The Cisco Certified Internetwork Expert (CCIE) certifications are good example. They became the universal standard and language for network administrators but at the same time “put a break on innovation.”
“Because they had a near monopoly on many segments of the networking market, they didn’t feel any particular pressure to innovate maybe as fast as they otherwise would have,” O’Farrell said.
Partner Commitment
Karl Meulema, senior vice president of worldwide channels, shared about the transformation of Riverbed’s partner program in the last two years.
He says there were 2,700 partners in the program when he started in 2014, and they generated approximately $700 million in product and $300 million services.
“It became very clear very quickly that if we wanted to get any type of relevance with partners, that we needed to increase the revenue by partner, but only with the partners that wanted us to be relevant,” he told Channel Partners.
That began a process of narrowing the number of partners and re-evaluating their level of commitment. Riverbed now does 80 percent of business through 101 partners. Meulema says this has to do with a shift away from product-centric selling.
“We’re really narrowing down who we’re doing business with. It mays sound kind of counterintuitive. ‘Why would you not partner with anybody?’ The thing is that if you’re selling a box, then you want to have as many partners as possible, because really the only thing you care about is coverage. There’s not a lot of sales process around enablement; the only thing that’s needed is a distribution channel,” Meulema said.
But partners must invest far more in training if they plan to sell solutions rather than products.
“The big difference between selling a hot box and selling a solution is commitment,” he said.
Meulema noted in his keynote that the global shift to cloud will affect $1 trillion in IT spending over the next five years. He cited an IDC statistic (which Pam Miller shared at the Ingram Micro Cloud Summit last week) that says partners and brokers will be involved with 70 percent of that cloud shift.
“You can play a very crucial role in this, because as all of this rolls out, customers need people that understand their business – which is you – that understand the technology – which is you – and who are committed to helping them with that change — that’s a choice that’s up to you.”
Digital Marketing
Riverbed speakers emphasized the dramatic evolution that has occurred in marketing. The traditional linear marketing funnel that begins with potential customers becoming aware is now a thing of the past. The “buyer’s journey” no longer begins with trying to raise awareness or filling a room with people. Now the majority of potential customers do online research about a product before contacting the vendor.

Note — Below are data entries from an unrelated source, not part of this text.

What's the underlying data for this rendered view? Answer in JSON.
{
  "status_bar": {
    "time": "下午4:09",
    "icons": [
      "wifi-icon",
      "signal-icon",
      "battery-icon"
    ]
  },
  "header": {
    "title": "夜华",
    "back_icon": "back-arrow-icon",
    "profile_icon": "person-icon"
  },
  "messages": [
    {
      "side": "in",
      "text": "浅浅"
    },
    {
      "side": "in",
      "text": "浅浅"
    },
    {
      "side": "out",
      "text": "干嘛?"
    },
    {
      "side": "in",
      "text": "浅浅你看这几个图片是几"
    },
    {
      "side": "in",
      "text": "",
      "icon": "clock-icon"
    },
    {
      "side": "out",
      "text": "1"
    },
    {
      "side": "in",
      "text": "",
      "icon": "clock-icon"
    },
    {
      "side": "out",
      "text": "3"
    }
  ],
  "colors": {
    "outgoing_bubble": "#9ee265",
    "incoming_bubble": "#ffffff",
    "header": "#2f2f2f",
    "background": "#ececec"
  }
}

Riverbed is a good example; 80 percent of the company’s leads come from digital sources.
Danister de Almeida, vice president of global channel marketing, said this move to digital occurred around 2014 as the company invested in SEO and other forms of digital targeting and tried to drive customer advocacy.
“We saw a change, yes, but the change also came because we drove the change consciously,” he said.